SC - How do I get started?

Par Leijonhufvud parlei at algonet.se
Tue Apr 4 23:06:47 PDT 2000


On Tue, 4 Apr 2000, Heather-Enaya Parr-Blake wrote:

> I am new to the field of cooking and feast in the SCA.
> I belong to a newly founded (well nearly founded) shire
> in Northern Kentucky. I am looking for a source for
> recipes and gear. Particularly in the gear department,
> I am looking for pots and pans heavy enough to come through
> campfire/hearth cooking.

Have a.look in the outdoor gear catalogues. I have a set of aluminium
pots intended for open fire cooking (3, 6, and 9 litre capacity) which
have served me well for several years worth of camp cooking, both within
and outside the SCA. Eventually I intend to replace them with more
period ones (i.e. made from iron, soapstone or clay rather than
aluminium), but they aren't too bad to work with (either let the outside
become sooted and let it stay that way or paint with black "engine"
enamel. And no, they don't really need to be heavy gauge to stand up to
campfire use. Others use cast iron, but I feel that it is (a) an out of
period material (as if aluminium wasn't...), and that (b) the aluminium
will behave about the same as a pot made from thin iron, which the cast
iron will not. OTOH I am given to believe that soapstone and cast iron
behave in about the same way, so parhaps I am just being irrational, and
prefer the the "indestructible" Al pots to the more fragile cast iron.

One thing I use that is very nice when cooking over an open fire is my
pothooks. Basically I take two "J" shaped sticks (ca 1.5-2 cm diameter)
and carve and lash them together so that you get something that looks
like:

              / /
             / /     Joined here; overlap and carved "hooks" + lash
            / /         |
           / /          |
          ------------------------------
          |                            |
          ------------------------------
                                    / /
                                   / /
                                  / /
                                 / /

(detail of joint)
      -----------------------------------------------      
                                         |     
            -----                        |                         
           |     |                       |                         
           |      -----------------      |                   
           |                       |     |                         
           |                        -----                          
           |                                  
      -----------------------------------------------      



Basically one end hooks the bail handle, and the other is tied to a
string that goes up to the crosspice over the fire (I use two tripods
and a "beam" over the fire), where the string ends in a largish eye that
can be slid to the side.
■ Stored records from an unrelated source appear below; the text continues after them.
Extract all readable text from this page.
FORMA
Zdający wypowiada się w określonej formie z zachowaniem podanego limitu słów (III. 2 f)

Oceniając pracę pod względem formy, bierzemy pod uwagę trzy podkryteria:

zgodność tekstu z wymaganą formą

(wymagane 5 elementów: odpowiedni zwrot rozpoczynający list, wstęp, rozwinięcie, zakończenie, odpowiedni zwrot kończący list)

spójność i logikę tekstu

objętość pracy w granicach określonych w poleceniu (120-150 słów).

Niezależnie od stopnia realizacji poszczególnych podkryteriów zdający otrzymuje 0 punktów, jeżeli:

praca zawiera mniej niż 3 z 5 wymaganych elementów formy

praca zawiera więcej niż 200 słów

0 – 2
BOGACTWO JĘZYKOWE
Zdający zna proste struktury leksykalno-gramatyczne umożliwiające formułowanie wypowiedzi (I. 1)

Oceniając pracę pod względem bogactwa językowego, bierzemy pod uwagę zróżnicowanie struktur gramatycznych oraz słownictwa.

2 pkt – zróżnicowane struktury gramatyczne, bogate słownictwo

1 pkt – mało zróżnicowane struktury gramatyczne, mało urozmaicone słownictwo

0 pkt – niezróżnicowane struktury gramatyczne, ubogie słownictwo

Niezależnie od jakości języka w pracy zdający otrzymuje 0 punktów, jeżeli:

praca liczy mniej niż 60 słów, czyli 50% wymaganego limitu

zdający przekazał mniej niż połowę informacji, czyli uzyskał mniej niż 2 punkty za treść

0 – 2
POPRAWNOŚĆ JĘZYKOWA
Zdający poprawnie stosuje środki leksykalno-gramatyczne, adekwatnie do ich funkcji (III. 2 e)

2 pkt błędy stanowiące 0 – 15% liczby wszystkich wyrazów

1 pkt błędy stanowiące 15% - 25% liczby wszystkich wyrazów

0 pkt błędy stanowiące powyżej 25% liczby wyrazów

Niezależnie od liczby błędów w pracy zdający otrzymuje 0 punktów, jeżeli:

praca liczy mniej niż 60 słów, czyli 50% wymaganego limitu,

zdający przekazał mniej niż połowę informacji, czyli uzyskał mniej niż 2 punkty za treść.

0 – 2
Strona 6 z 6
To adjust the position of the pot just wrap
more or less of the string around the top end of the hook.

I have no documentation (IIRC they are 19th c. woodcraft stuff, earlier
provenance unknown) for this, but in one Viking age find (Oseberg?) a
chain with hooks for adjustments was found. If I was better at metal
working perhaps I would make one like it, but alas. I once tried making
oen using commercial chain and S-hooks, but the best summary of that was
"shiny". Also, I understand that the Oseberg one was intended for use in
a building, not improvised camp usage.

Due to my personal preferences most of my camp cooking is of the brown
goo variety, so all I really need is the pots. But for other things I
have a device called a "murikka"[2], which is quite close to some of the
viking age skillets (it is slightly dished, rather than flat), and have
been in use for making bread, though other frying can of course be done
on it.

Other than that you need things like cutting boards, knives[1], a
grater, a few large wooden spoons, and perhaps some bowls. A mortar and
pestle as well as a coleander or sieve comes in handy. And either a pair
of welders gloves for handling the hot pots, or some pieces of heavy
wool for the same purpose.

/UlfR
  http://physics.nist.gov/cuu/Units/

[1] Anyone who knows anything about how kitchen knives looked in
period?

[2] The name supposedly means something in Finnish, I have no idea what.
Based on a web search I begin to suspect that it is either a place name,
a personal name or means something like "home". It is a round piece of
flat, slightly dished steel (say 25 cm diameter) with a long handle
(over half a metre long) ending in a wooden handle.

- -- 
Par Leijonhufvud                                      parlei at algonet.se
Clues seem to seep out of lusers faster than you can LART them back in.